Scenario No. 1
You’re the sys admin of a company and you have rights on all your SQL boxes. You also have an auditing solution in place to ensure that nobody, including yourself, does anything they’re not supposed to. And for some reason you get a wild hair to be nefarious. However, you have a pesky auditing solution keeping you honest.
Then you read Sentrigo’s story. You figure out how to read SQL’s memory, then obtain the username and password of the guy you’re mad at. You start doing your bidding in the database under his name. Now he’s under the microscope because his login is responsible for all of the malicious things transpiring. He’s likely to get fired, though he didn’t do anything. This could go on forever before anyone figures it out. Though you’re a sys admin with wide-ranging rights, this is the very reason you shouldn’t be able to access someone else’s password.

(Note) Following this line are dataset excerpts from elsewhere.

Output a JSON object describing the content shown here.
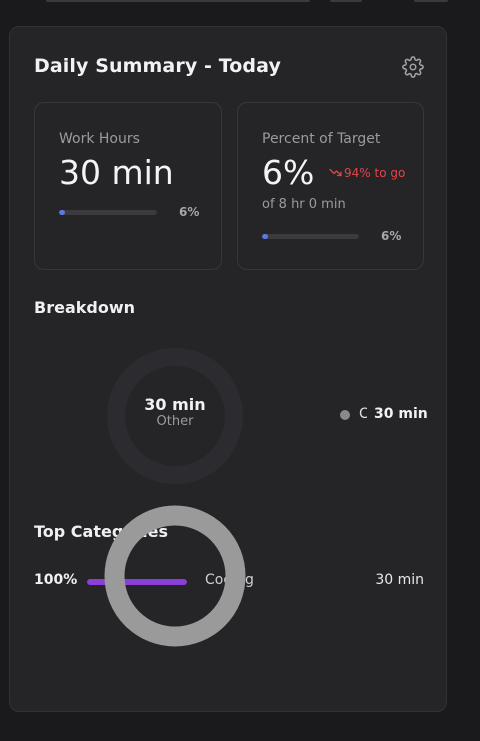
{
  "card": {
    "title": "Daily Summary - Today",
    "settings_icon": "gear-icon"
  },
  "stats": [
    {
      "label": "Work Hours",
      "value": "30 min",
      "progress_pct": 6,
      "progress_text": "6%"
    },
    {
      "label": "Percent of Target",
      "value": "6%",
      "trend_icon": "trending-down-icon",
      "trend_text": "94% to go",
      "subtext": "of 8 hr 0 min",
      "progress_pct": 6,
      "progress_text": "6%"
    }
  ],
  "breakdown": {
    "title": "Breakdown",
    "center_value": "30 min",
    "center_label": "Other",
    "legend": [
      {
        "name": "Coding",
        "value": "30 min",
        "color": "#8a8a8e"
      }
    ]
  },
  "top_categories": {
    "title": "Top Categories",
    "items": [
      {
        "percent": "100%",
        "fill_pct": 100,
        "name": "Coding",
        "value": "30 min",
        "color": "#8a3fd6"
      }
    ]
  },
  "colors": {
    "accent_blue": "#5a78e8",
    "accent_purple": "#8a3fd6",
    "trend_red": "#e0454a",
    "donut_grey": "#9a9a9a"
  }
}
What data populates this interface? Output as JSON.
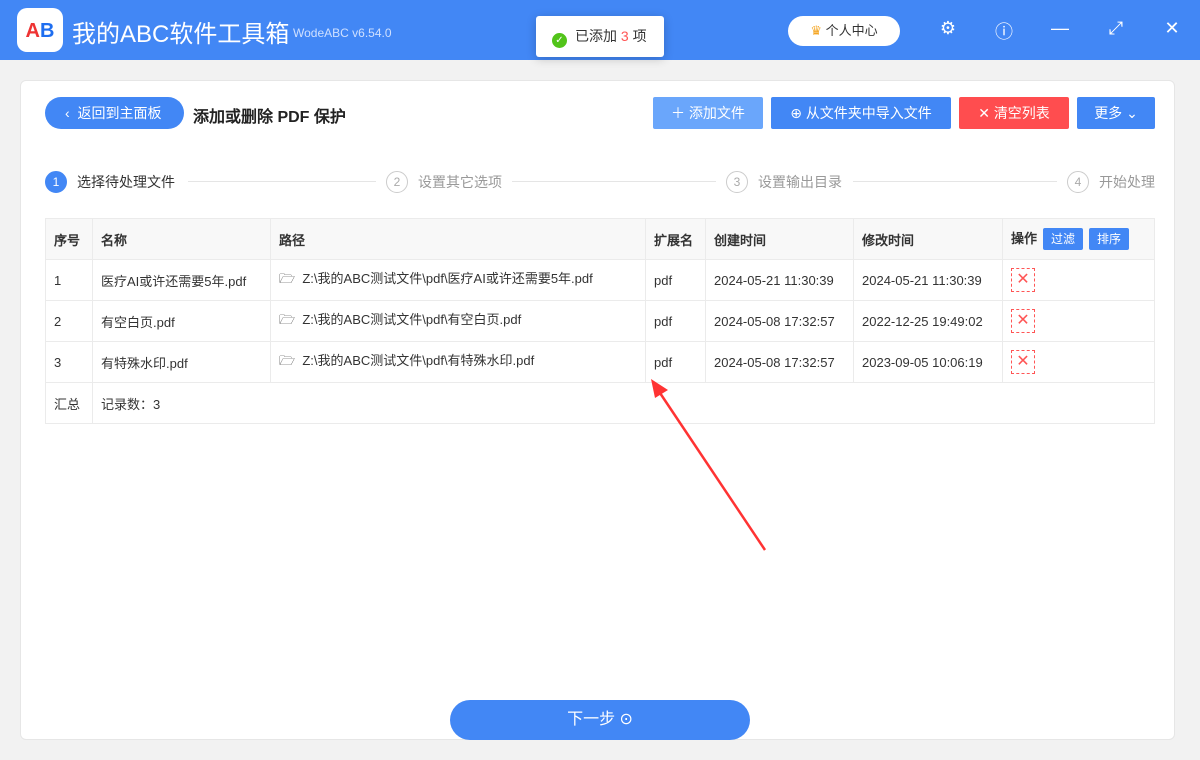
{
  "app": {
    "title": "我的ABC软件工具箱",
    "version": "WodeABC v6.54.0",
    "logo_text": "AB"
  },
  "toast": {
    "prefix": "已添加",
    "count": "3",
    "suffix": "项"
  },
  "header": {
    "user_center": "个人中心"
  },
  "toolbar": {
    "back": "返回到主面板",
    "page_title": "添加或删除 PDF 保护",
    "add_file": "添加文件",
    "import_folder": "从文件夹中导入文件",
    "clear_list": "清空列表",
    "more": "更多"
  },
  "steps": [
    {
      "num": "1",
      "label": "选择待处理文件"
    },
    {
      "num": "2",
      "label": "设置其它选项"
    },
    {
      "num": "3",
      "label": "设置输出目录"
    },
    {
      "num": "4",
      "label": "开始处理"
    }
  ],
  "table": {
    "headers": [
      "序号",
      "名称",
      "路径",
      "扩展名",
      "创建时间",
      "修改时间",
      "操作"
    ],
    "filter": "过滤",
    "sort": "排序",
    "rows": [
      {
        "idx": "1",
        "name": "医疗AI或许还需要5年.pdf",
        "path": "Z:\\我的ABC测试文件\\pdf\\医疗AI或许还需要5年.pdf",
        "ext": "pdf",
        "created": "2024-05-21 11:30:39",
        "modified": "2024-05-21 11:30:39"
      },
      {
        "idx": "2",
        "name": "有空白页.pdf",
        "path": "Z:\\我的ABC测试文件\\pdf\\有空白页.pdf",
        "ext": "pdf",
        "created": "2024-05-08 17:32:57",
        "modified": "2022-12-25 19:49:02"
      },
      {
        "idx": "3",
        "name": "有特殊水印.pdf",
        "path": "Z:\\我的ABC测试文件\\pdf\\有特殊水印.pdf",
        "ext": "pdf",
        "created": "2024-05-08 17:32:57",
        "modified": "2023-09-05 10:06:19"
      }
    ],
    "summary_label": "汇总",
    "summary_value": "记录数：3"
  },
  "footer": {
    "next": "下一步"
  }
}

Gaining permission to decrypt sensitive data is another part of this scenario. You could have a third-party encryption app in place that keeps the database administrators from seeing the data. Remember, it’s not necessarily as much about gaining more access as much as it’s about impersonating someone else -- which you should never be allowed to do. Also, maybe you’re sys admin on certain boxes only, but this would allow you to gain that same level of rights on other boxes.
Scenario No. 2
This one is even worse because it’s far more likely and more dangerous to cause an unintended privilege violation.

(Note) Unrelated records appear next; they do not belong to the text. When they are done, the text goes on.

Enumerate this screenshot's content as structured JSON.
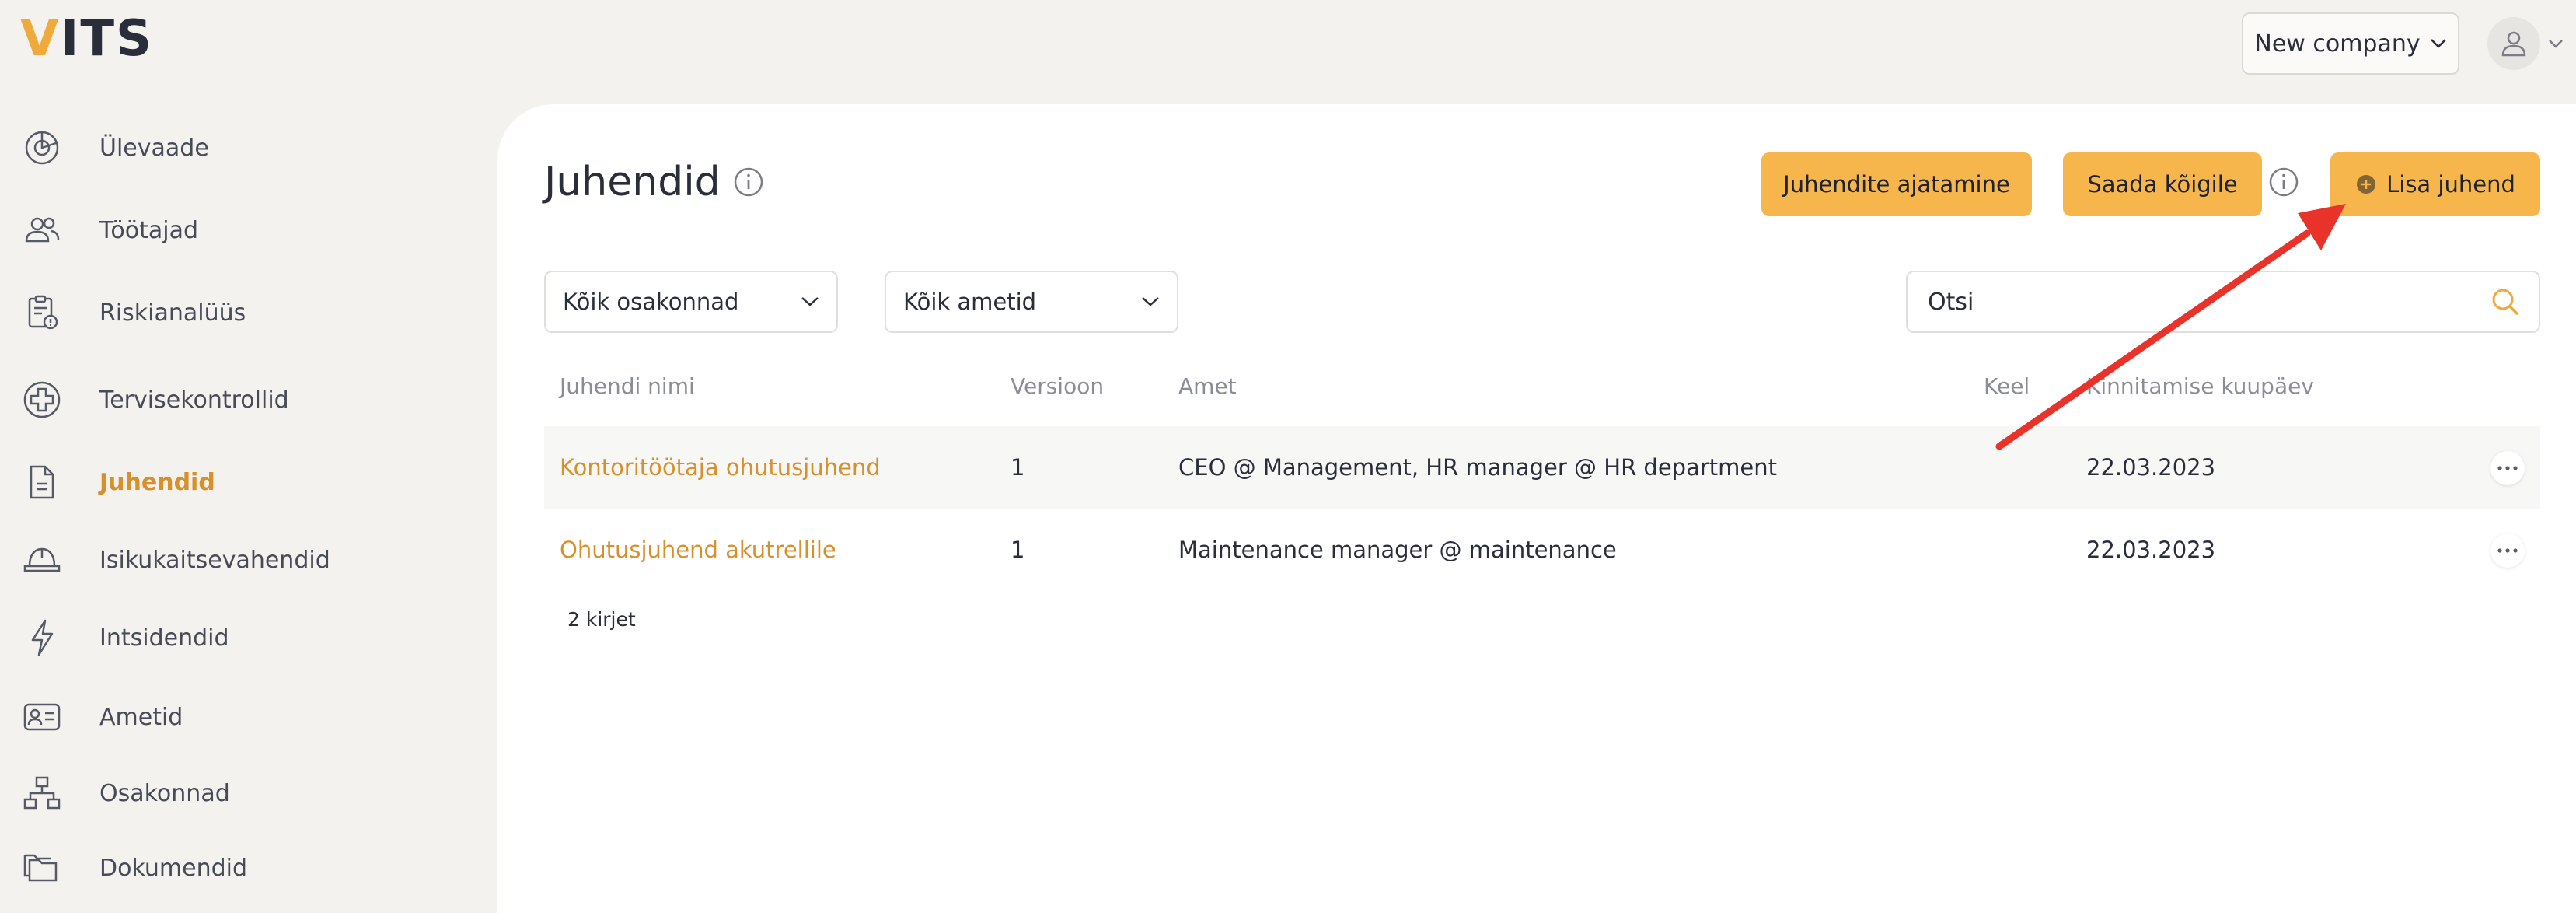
{
  "logo": {
    "accent": "V",
    "rest": "ITS"
  },
  "header": {
    "company": "New company"
  },
  "sidebar": {
    "items": [
      {
        "label": "Ülevaade",
        "icon": "chart-pie-icon"
      },
      {
        "label": "Töötajad",
        "icon": "users-icon"
      },
      {
        "label": "Riskianalüüs",
        "icon": "clipboard-alert-icon"
      },
      {
        "label": "Tervisekontrollid",
        "icon": "medical-cross-icon"
      },
      {
        "label": "Juhendid",
        "icon": "document-icon",
        "active": true
      },
      {
        "label": "Isikukaitsevahendid",
        "icon": "hard-hat-icon"
      },
      {
        "label": "Intsidendid",
        "icon": "lightning-icon"
      },
      {
        "label": "Ametid",
        "icon": "id-card-icon"
      },
      {
        "label": "Osakonnad",
        "icon": "org-chart-icon"
      },
      {
        "label": "Dokumendid",
        "icon": "folders-icon"
      }
    ]
  },
  "main": {
    "title": "Juhendid",
    "buttons": {
      "schedule": "Juhendite ajatamine",
      "send_all": "Saada kõigile",
      "add": "Lisa juhend"
    },
    "filters": {
      "departments": "Kõik osakonnad",
      "positions": "Kõik ametid"
    },
    "search": {
      "placeholder": "Otsi"
    },
    "table": {
      "headers": [
        "Juhendi nimi",
        "Versioon",
        "Amet",
        "Keel",
        "Kinnitamise kuupäev"
      ],
      "rows": [
        {
          "name": "Kontoritöötaja ohutusjuhend",
          "version": "1",
          "position": "CEO @ Management, HR manager @ HR department",
          "language": "",
          "date": "22.03.2023"
        },
        {
          "name": "Ohutusjuhend akutrellile",
          "version": "1",
          "position": "Maintenance manager @ maintenance",
          "language": "",
          "date": "22.03.2023"
        }
      ],
      "count": "2 kirjet"
    }
  },
  "colors": {
    "accent": "#f6b64b",
    "link": "#d8902c",
    "annotation_arrow": "#e8322a"
  }
}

Let’s say you’re a developer, and like many devs, you have sys admin on your dev box. You ask the database administrator to look at something on your box because you are having trouble with a query, would like him to take a backup -- or some other ruse of your creation. Once the database administrator logs on, you’re able to retrieve his password. Now, you not only have sys admin privilegs on all the SQL boxes, you have his log-in, so no one can trace it back to you. If nothing else, you could steal information and nobody would know anything about it. A security audit afterward wouldn’t show anything at all because everyone has the correct rights.

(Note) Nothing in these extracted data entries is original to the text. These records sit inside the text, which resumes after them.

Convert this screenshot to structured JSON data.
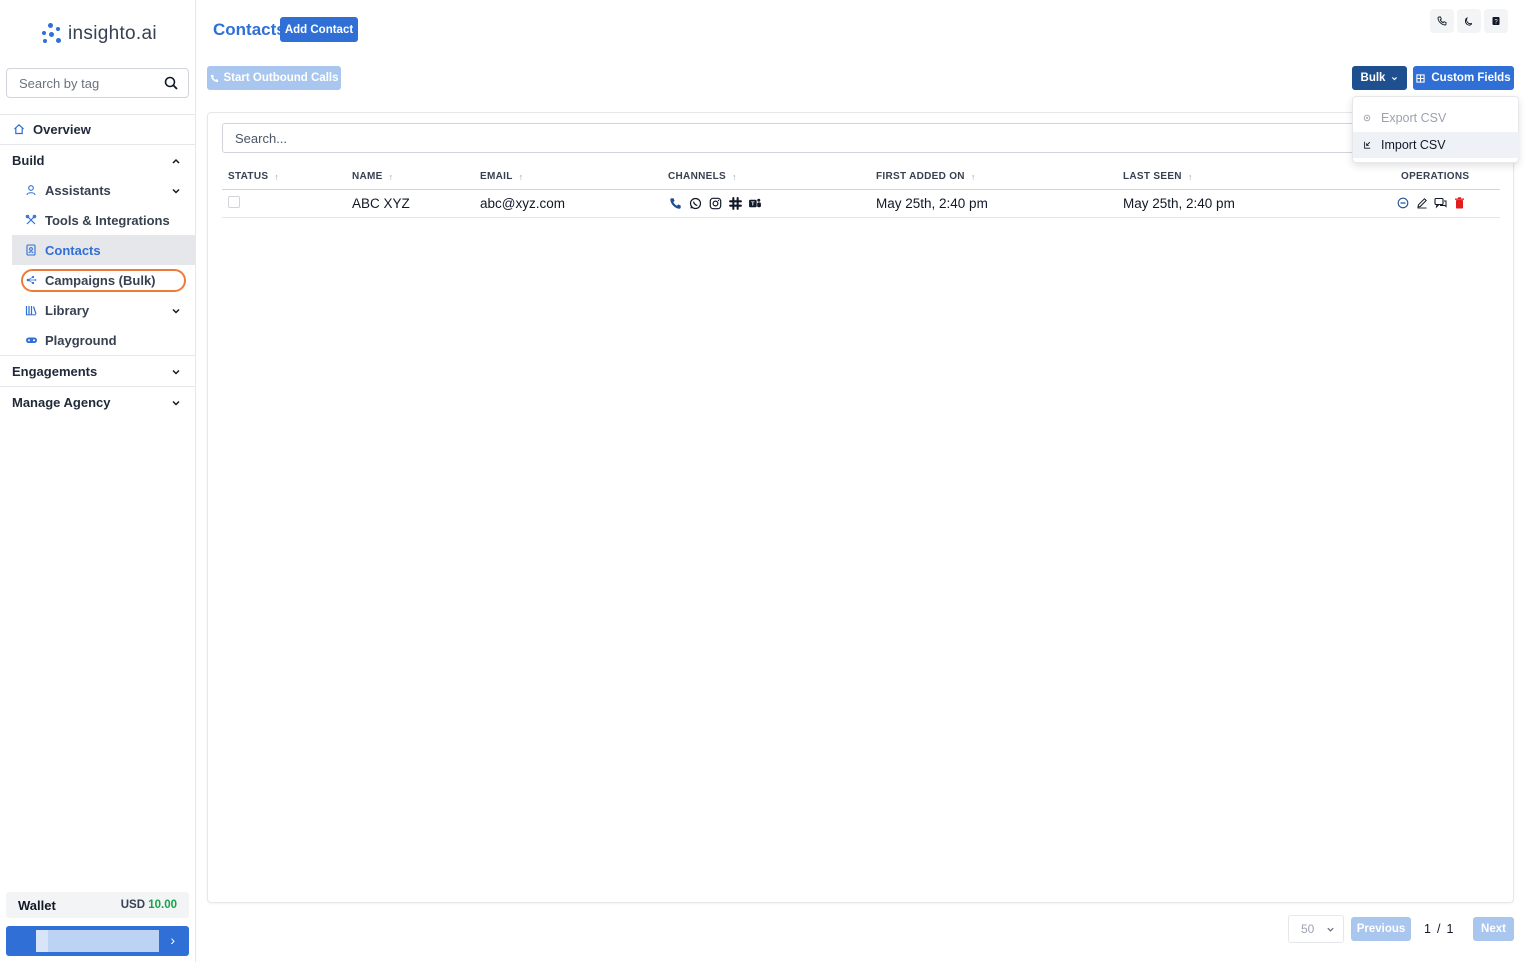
{
  "brand": {
    "name": "insighto.ai",
    "accent": "#2f6fd6"
  },
  "sidebar": {
    "search_placeholder": "Search by tag",
    "overview": "Overview",
    "build": "Build",
    "assistants": "Assistants",
    "tools": "Tools & Integrations",
    "contacts": "Contacts",
    "campaigns": "Campaigns (Bulk)",
    "library": "Library",
    "playground": "Playground",
    "engagements": "Engagements",
    "manage_agency": "Manage Agency",
    "wallet_label": "Wallet",
    "wallet_currency": "USD",
    "wallet_amount": "10.00"
  },
  "header": {
    "title": "Contacts",
    "add_contact": "Add Contact",
    "start_outbound": "Start Outbound Calls",
    "bulk": "Bulk",
    "custom_fields": "Custom Fields"
  },
  "bulk_menu": {
    "export": "Export CSV",
    "import": "Import CSV"
  },
  "table": {
    "search_placeholder": "Search...",
    "columns": [
      "STATUS",
      "NAME",
      "EMAIL",
      "CHANNELS",
      "FIRST ADDED ON",
      "LAST SEEN",
      "OPERATIONS"
    ],
    "rows": [
      {
        "name": "ABC XYZ",
        "email": "abc@xyz.com",
        "first_added": "May 25th, 2:40 pm",
        "last_seen": "May 25th, 2:40 pm",
        "channels": [
          "phone-icon",
          "whatsapp-icon",
          "instagram-icon",
          "slack-icon",
          "teams-icon"
        ]
      }
    ]
  },
  "pagination": {
    "page_size": "50",
    "previous": "Previous",
    "current": "1",
    "separator": "/",
    "total": "1",
    "next": "Next"
  }
}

But it gets worse. You don’t have to pose as the database administrator or coax him into coming onto your box to steal his credentials. There are plenty of other credentials you can steal. Let’s say you have a product like Ecora that takes full inventory of your SQL boxes. It’s likely taking inventory of your dev box too, so you can steal that account. What about monitoring packages like SCOM, Spotlight, or OpenView? Or how about any scripts that might be running across your LAN to do one thing or another? There are so many moving parts in a big organization, it’s impossible to track them all.